Hurricane Maria caused widespread devastation in the Caribbean, not only for people but also for wildlife. Five years after the storm, some of the effects still linger.
Cayo Santiago, a small island off the southeastern coast of Puerto Rico, is a prime example. It transformed almost overnight from a lush jungle oasis to a desert-like spit of sand with mostly skeletal trees.
This posed a big problem for the island’s resident macaques. The monkeys depend on shade to keep cool in tropical daytime heat, but, by wiping out the trees, the storm had rendered that resource in very short supply.
Rhesus macaques are known for being some of the most quarrelsome primates on the planet, with strict social hierarchies maintained through aggression and competition. So it would follow that a simian battle royale would break out over the island’s few remaining patches of shade.
Yet that’s not what happened. Instead, the macaques did something seemingly inexplicable: They started getting along.
“This was really not what we expected,” said Camille Testard, a behavioral ecologist and neuroscientist at Harvard University. “Instead of becoming more competitive, individuals widened their social network and became less aggressive.”
A paper by Dr. Testard and her colleagues, published on Thursday in the journal Science, offers an explanation for this unexpected development. Monkeys who learned to share shade after the storm, they found, had a better chance of survival than those that remained quarrelsome.
Scientists have documented numerous cases of species responding to environmental pressure with physiological or morphological adaptations. But the new study is one of the first to suggest that animals can also respond with persistent changes to their social behavior, Dr. Testard said.
She and her colleagues took advantage of around 12 years of data collected at the Cayo Santiago Field Station, the world’s longest-running primatology field site. Researchers introduced rhesus macaques to the 38-acre island in 1938 and have been studying them ever since.
The approximately 1,000 macaques that live on the island are free-ranging but are fed by the field station staff members. “Access to food is not the main point of contention,” Dr. Testard said. “Shade to avoid heat stress is.”
Daytime temperatures on Cayo Santiago often soar above 100 degrees Fahrenheit, or about 38 Celsius, which can be deadly for monkeys stranded in the sun.
After Hurricane Maria took out most of the island’s trees, Dr. Testard and her colleagues expected that macaques might invest more in building close alliances so they could join forces to secure shade. But the “complete opposite” happened, she said. Monkeys instead invested in looser partnerships with a larger number of animals, and they became more tolerant of each other overall.

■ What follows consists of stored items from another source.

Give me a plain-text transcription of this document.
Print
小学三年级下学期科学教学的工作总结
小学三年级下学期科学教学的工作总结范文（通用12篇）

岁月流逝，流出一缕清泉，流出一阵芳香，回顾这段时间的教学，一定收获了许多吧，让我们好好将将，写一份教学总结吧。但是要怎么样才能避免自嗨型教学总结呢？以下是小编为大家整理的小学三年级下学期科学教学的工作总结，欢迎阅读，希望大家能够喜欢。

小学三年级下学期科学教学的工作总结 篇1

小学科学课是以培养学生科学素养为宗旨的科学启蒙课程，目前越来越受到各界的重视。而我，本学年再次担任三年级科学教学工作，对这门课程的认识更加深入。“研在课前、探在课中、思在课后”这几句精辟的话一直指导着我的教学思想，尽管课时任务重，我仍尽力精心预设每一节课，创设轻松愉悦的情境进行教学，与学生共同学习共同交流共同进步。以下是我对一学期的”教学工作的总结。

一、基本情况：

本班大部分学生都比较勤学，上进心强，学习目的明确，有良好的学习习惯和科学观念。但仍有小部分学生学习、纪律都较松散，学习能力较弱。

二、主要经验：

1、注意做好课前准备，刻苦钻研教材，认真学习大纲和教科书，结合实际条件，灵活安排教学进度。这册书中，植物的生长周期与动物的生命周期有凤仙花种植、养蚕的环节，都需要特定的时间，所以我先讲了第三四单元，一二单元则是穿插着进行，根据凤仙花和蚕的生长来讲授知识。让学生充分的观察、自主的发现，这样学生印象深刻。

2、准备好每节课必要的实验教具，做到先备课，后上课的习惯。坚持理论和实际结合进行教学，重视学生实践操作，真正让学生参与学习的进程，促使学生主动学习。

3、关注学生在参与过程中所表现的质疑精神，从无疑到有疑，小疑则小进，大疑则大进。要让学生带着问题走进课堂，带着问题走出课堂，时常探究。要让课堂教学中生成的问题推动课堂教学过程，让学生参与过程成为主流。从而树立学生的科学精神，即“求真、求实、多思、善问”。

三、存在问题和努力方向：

Dr. Testard said she suspected that this was because fighting is an energy-intensive activity that generates more body heat and poses more danger to individuals than “just caring less if another monkey is next to me or not.”
During the most sweltering hours of the afternoon, the researchers observed macaques crowded together in thin strips of shade. But even when temperatures were less stifling, the animals gathered in larger groups compared with their habits before the storm, Dr. Testard said.
Not all the monkeys jumped on the peace train, but those who adhered to aggression were more likely to pay a steep price. The macaque population’s overall death rate did not change after the hurricane. But monkeys that had more friendly relations experienced a 42 percent decrease in their odds of mortality because they were less likely to suffer heat stress.
“Who dies and for what reason is what has changed,” Dr. Testard said.
Noa Pinter-Wollman, a behavioral ecologist at the University of California, Los Angeles, who was not involved in the research, said that the “fascinating” findings were “a wonderful example of how being social can buffer negative effects of environmental change.”
Julia Fischer, a behavioral biologist at the German Primate Center in Göttingen, who also was not involved in the work, added that the “extremely well-done study” highlighted the importance of behavioral plasticity in helping animals survive when their habitat is upended. “In light of climate change, this is extremely important,” she said.
Whether other animals can also respond to environmental upheaval by adjusting their social norms “is going to be very species- and context-dependent,” Dr. Testard said. Humans probably fall into that category, though. People often band together, for example, after natural and human-caused disasters.
However, Dr. Testard added, there are limits. If resources become too scarce, then humans could descend into a Mad Max-like dystopia of violent competition. “There is hope that we would band together to make things work rather than fight,” she said. “But that’s a big speculation.”